Wednesday, August 28, 2019

Pierre-Olivier Joseph Autographed Card

Quebec-born players were part of many of the bigger trades of the summer and, for my money, the one who has the best chance at making an impact with his new team is Pierre-Olivier Joseph, a potential powerplay quarterback who joined Alex Galchenyuk in going from the Arizona Coyotes to the Pittsburgh Penguiins in exchange for Phil Kessel and Dane Birks.

I mean, for an offensive defenseman, joining a team that may still have the likes of Sidney Crosby and/or Evgeni Malkin two years down the line is a fine recipe for accruing points while pursuing one's development, particularly as injury-prone defensemen like Justin Schultz and Kris Letang keep getting older.

Joseph was selected by the Coyotes in the first round (23rd overall) in 2017, and the major point of concern in his case will likely always be his bulk, because at 6'2", with his slickness, skating fluidity and passing skills, as well as an ever-improving shot and take-away skills, it's his 168 pounds that scare his coaches every time he races to the boards to retrieve a puck.

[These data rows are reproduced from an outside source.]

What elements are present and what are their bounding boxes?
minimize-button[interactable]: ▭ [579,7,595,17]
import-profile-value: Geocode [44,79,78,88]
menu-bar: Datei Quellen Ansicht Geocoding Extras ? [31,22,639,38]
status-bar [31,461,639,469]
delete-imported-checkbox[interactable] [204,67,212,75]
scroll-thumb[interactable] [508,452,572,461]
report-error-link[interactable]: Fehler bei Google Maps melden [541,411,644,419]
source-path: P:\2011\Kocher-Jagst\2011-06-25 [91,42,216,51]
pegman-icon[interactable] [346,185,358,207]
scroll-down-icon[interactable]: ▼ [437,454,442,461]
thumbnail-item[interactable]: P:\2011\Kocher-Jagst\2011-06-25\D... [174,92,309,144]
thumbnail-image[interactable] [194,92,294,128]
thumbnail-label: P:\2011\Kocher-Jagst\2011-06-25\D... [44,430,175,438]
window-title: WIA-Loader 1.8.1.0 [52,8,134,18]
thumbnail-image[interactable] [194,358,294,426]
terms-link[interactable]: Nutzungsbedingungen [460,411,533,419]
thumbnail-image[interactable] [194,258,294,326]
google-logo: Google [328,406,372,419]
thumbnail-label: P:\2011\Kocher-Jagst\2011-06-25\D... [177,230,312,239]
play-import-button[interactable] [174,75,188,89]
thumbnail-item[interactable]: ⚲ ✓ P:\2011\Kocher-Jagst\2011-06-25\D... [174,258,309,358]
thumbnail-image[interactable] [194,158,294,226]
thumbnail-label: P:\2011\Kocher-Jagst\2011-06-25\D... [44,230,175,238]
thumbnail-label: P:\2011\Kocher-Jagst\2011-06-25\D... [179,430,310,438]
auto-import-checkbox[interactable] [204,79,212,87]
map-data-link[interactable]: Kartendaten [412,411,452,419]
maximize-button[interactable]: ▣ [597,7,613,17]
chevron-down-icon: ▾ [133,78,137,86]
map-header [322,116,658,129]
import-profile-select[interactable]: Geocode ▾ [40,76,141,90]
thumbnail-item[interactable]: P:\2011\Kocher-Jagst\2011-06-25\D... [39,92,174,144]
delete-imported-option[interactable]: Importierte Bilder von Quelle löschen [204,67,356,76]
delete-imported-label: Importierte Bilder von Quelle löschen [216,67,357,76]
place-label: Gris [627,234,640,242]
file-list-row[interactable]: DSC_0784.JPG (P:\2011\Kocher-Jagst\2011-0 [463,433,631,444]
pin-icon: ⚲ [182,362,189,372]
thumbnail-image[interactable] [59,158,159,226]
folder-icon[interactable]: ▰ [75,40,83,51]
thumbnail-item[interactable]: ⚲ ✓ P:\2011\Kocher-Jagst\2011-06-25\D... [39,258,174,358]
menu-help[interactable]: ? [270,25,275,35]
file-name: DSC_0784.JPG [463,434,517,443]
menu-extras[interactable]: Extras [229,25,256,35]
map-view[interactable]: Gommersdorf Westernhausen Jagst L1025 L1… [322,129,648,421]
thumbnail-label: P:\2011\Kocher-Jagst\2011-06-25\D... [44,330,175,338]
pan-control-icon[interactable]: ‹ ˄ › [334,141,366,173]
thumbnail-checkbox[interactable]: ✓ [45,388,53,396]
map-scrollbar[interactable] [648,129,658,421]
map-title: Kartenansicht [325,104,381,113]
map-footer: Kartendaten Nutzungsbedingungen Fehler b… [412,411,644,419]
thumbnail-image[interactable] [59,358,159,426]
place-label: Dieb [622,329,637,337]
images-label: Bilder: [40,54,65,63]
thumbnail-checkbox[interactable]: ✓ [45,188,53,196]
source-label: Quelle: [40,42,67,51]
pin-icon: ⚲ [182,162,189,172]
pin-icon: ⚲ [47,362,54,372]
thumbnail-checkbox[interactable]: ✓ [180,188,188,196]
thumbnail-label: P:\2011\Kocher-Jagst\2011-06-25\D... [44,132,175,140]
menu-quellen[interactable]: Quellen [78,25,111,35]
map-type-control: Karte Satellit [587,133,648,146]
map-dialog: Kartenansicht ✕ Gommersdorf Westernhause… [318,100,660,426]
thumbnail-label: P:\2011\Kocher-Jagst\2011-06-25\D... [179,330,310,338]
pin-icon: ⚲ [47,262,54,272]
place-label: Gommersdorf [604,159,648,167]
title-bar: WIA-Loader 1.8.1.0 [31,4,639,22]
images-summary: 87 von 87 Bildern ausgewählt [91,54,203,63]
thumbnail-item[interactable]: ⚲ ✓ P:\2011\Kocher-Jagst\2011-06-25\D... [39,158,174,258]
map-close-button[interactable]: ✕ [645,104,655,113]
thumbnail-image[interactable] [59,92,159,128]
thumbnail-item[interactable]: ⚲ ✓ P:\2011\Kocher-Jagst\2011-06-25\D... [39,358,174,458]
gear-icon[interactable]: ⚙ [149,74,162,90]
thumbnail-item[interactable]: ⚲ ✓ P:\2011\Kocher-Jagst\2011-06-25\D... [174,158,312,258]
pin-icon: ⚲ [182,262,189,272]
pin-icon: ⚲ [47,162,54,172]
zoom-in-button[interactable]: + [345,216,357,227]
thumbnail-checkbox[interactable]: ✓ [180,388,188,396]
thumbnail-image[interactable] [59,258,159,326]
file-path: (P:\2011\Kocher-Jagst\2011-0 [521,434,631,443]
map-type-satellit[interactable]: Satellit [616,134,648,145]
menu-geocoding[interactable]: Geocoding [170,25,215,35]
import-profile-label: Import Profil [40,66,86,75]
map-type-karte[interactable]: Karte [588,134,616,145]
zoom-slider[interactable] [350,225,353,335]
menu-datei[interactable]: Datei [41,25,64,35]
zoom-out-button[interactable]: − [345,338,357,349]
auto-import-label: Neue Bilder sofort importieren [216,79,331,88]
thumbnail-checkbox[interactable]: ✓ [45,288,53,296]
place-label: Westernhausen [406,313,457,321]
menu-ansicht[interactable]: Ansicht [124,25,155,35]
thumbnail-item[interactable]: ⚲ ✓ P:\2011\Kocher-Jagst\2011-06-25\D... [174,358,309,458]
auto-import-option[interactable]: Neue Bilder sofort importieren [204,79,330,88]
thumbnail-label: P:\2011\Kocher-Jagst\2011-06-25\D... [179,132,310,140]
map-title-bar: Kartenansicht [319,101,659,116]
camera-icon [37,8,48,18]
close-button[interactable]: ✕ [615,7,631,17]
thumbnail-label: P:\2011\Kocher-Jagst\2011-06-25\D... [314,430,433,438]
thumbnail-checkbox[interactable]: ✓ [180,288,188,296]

However, he's showing well against professionals at his summer shinny sessions in Montréal with the likes of Anthony Duclair, Jeremy Davies (a.k.a. the Quebecer who was traded for P.K. Subban this summer), and Mathieu Joseph, P-O's brother who plays for the Tampa Bay Lightning.

It's where he signed card #123 from Upper Deck's 2017-18 CHL Hockey card in blue sharpie:
It shows him wearing the Charlottetown Islanders' white (home) uniform. It's funny, because so much of this picture looks photoshopped, from the blurry referee on the right who doesn't seem like he's part of the original photo - the bronze set border that stops at pant-height doesn't help - to the difference in contrast between that ref and the coach behind him to the green and white pixel lines in front of the kid's face between the referee's head and Joseph's to the black puck-like line next to Joseph's helmet (his right, our left).

The more I look at it, the more it looks like each part doesn't belong with the one next to it.

And, yes, the Islanders' bottom part of their logo looks a bit like the New York Islanders' wordmark on their infamous Fisherman jerseys from the mid-1990s, with the wave-type pattern going in the same direction.